Die Frage nach den fehlenden typischen Tierheimhunden beantwortete Frau Rehrl (mit einer für uns völlig wirr wirkenden und nicht nachvollziehbaren Aussage) dahingehend, dass erwachsene Hunde nicht im Internet angeboten würden, weil sie sich meist noch in Ausbildung befänden und nicht vermittelbar seien … Frau Rehrl weiter: „Hauptaufgabe unseres Hauses ist die Tierpension für Hunde, Katzen und Käfigtiere, welche in Salzburg seit mehreren Jahren zu einer unverzichtbaren Einrichtung wurde. Nach ungezählten, unangesagten Kontrollen seitens der Behörden wurde das Schnauzerl immer ausgezeichnet bewertet."

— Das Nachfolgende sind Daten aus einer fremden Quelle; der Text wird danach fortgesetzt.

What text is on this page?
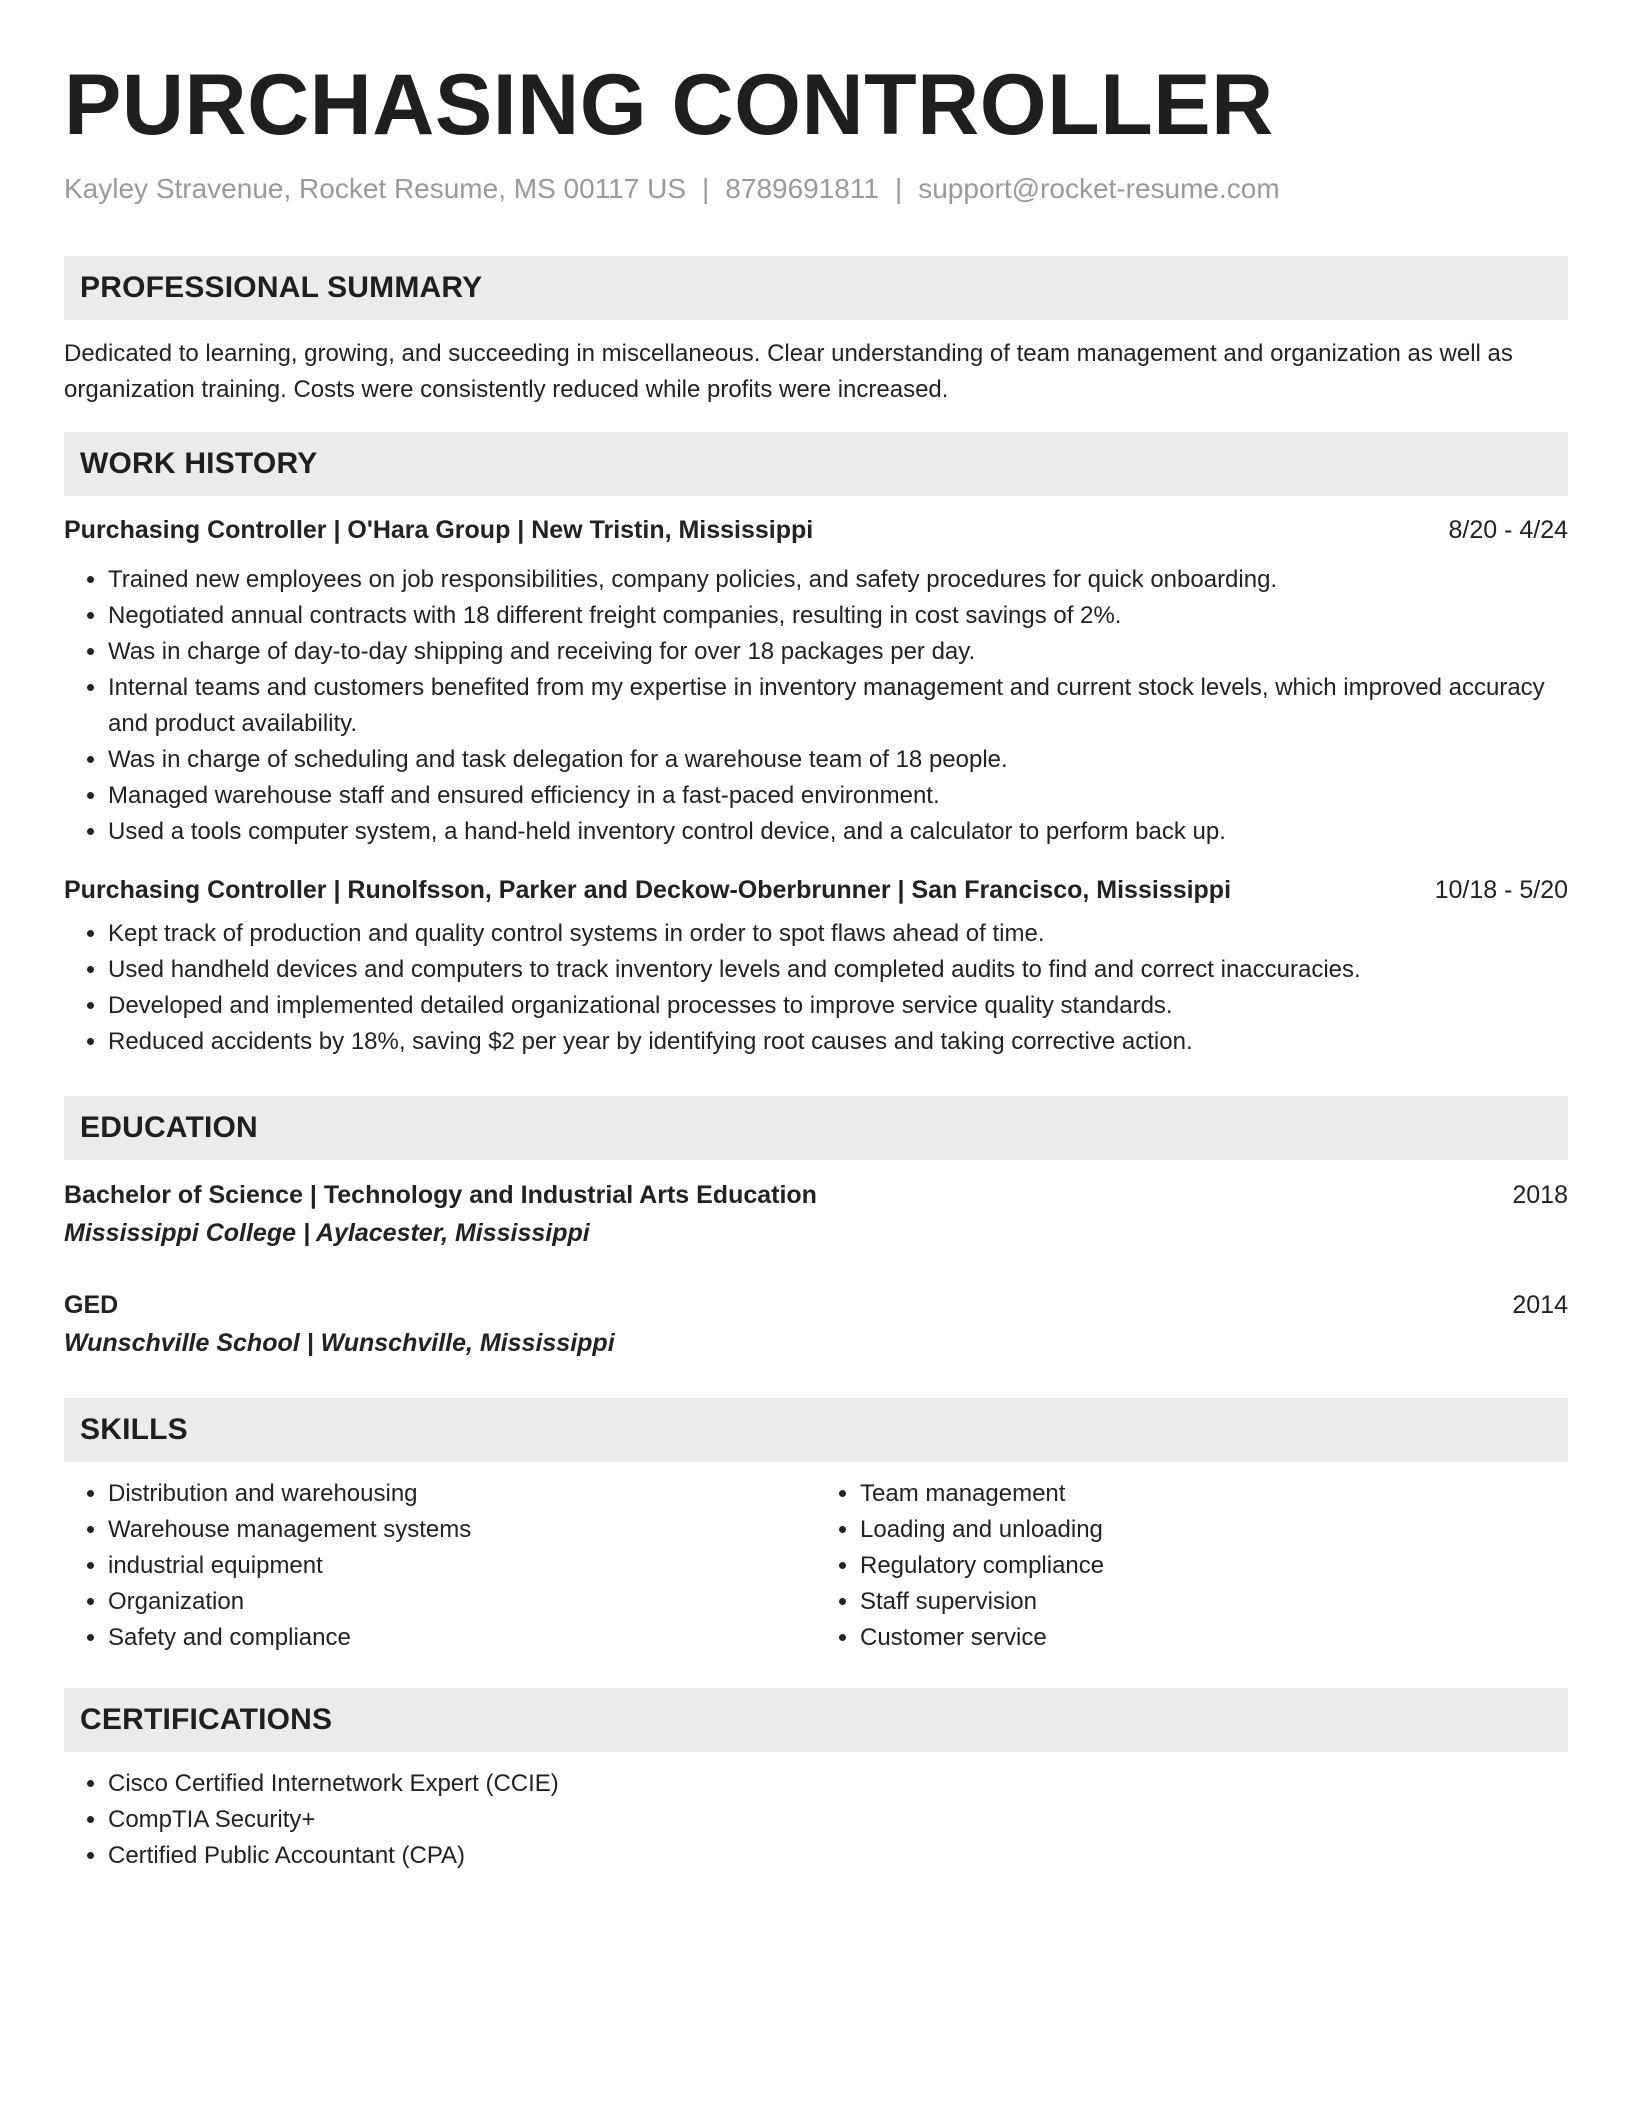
PURCHASING CONTROLLER
Kayley Stravenue, Rocket Resume, MS 00117 US | 8789691811 | support@rocket-resume.com
PROFESSIONAL SUMMARY
Dedicated to learning, growing, and succeeding in miscellaneous. Clear understanding of team management and organization as well as organization training. Costs were consistently reduced while profits were increased.
WORK HISTORY
Purchasing Controller | O'Hara Group | New Tristin, Mississippi	8/20 - 4/24
• Trained new employees on job responsibilities, company policies, and safety procedures for quick onboarding.
• Negotiated annual contracts with 18 different freight companies, resulting in cost savings of 2%.
• Was in charge of day-to-day shipping and receiving for over 18 packages per day.
• Internal teams and customers benefited from my expertise in inventory management and current stock levels, which improved accuracy and product availability.
• Was in charge of scheduling and task delegation for a warehouse team of 18 people.
• Managed warehouse staff and ensured efficiency in a fast-paced environment.
• Used a tools computer system, a hand-held inventory control device, and a calculator to perform back up.
Purchasing Controller | Runolfsson, Parker and Deckow-Oberbrunner | San Francisco, Mississippi	10/18 - 5/20
• Kept track of production and quality control systems in order to spot flaws ahead of time.
• Used handheld devices and computers to track inventory levels and completed audits to find and correct inaccuracies.
• Developed and implemented detailed organizational processes to improve service quality standards.
• Reduced accidents by 18%, saving $2 per year by identifying root causes and taking corrective action.
EDUCATION
Bachelor of Science | Technology and Industrial Arts Education	2018
Mississippi College | Aylacester, Mississippi
GED	2014
Wunschville School | Wunschville, Mississippi
SKILLS
• Distribution and warehousing
• Warehouse management systems
• industrial equipment
• Organization
• Safety and compliance
• Team management
• Loading and unloading
• Regulatory compliance
• Staff supervision
• Customer service
CERTIFICATIONS
• Cisco Certified Internetwork Expert (CCIE)
• CompTIA Security+
• Certified Public Accountant (CPA)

Verein nach WUFF-Anfrage abgemeldet
Übrigens hat Frau Rehrl am selben Tag unserer Anfrage hinsichtlich Stellungnahme plötzlich ihren Verein „Schnauzerl – gemeinnütziger Verein zur Förderung familienbezogener Hundehaltung- und erziehung" abgemeldet. Die offiziellen Gründe sind uns noch nicht bekannt. Aber nach wie vor ist sie als Gewerbebetrieb Tierpension-Tierhandel tätig und darf sich vermutlich trotzdem weiter Tierheim nennen … Zu ihrer Aussage bezüglich der Befunde ihrer Hunde wird auf den letzten Stand der Ermittlungen verwiesen (s. Kasten), nach dem eine Seuchengefahr im Schnauzerl-Hotel nicht mehr auszuschließen sei!

>>> WUFF – INFORMATION

Aufnahme des Schnauzerl-Vereins von ÖHU abgelehnt

Linda-Ann Rehrl-Stevenson sieht sich auch als Expertin in Fragen der Hundeerziehung. Doch um Abrichtekurse mit Abschlussprüfung anbieten zu können, braucht es einen übergeordneten Dachverband, in Österreich ÖKV oder ÖHU. Ihr Antrag auf Mitgliedschaft des Schnauzerl Vereines wurde auf der letzten Generalversammlung der ÖHU jedoch abgelehnt. Aufmerksame Mitglieder hatten die Aufnahme verhindert. Präsident Karl Baronyai: „Es gab vehementen Widerstand von Salzburger Mitgliedsvereinen, die von schlechten Erfahrungen mit Frau Rehrl berichteten. Darüber hinaus sind unsere Mitgliedsvereine gemeinnützig und da passt Frau Rehrl mit dem Hundehandel nicht dazu." Dass die kämpferische Schnauzerl-Chefin den ÖHU Vorstand erst klagen wollte (was in diesem Fall kaum möglich ist) und dann die Einberufung eines Schiedsgerichtes begehrte, nimmt Baronyai gelassen: „Ein Schiedsgericht kann nur von einem Mitglied angerufen werden. Ein solches ist Frau Rehrl nicht." Und fügt schmunzelnd hinzu: „Frau Rehrl hat uns vorgeworfen, dass es ihr noch nie passiert sei, dass man sie irgendwo hinausgeworfen hätte. Aber hinausgeworfen haben wir sie ja gar nicht. Nur nicht aufgenommen."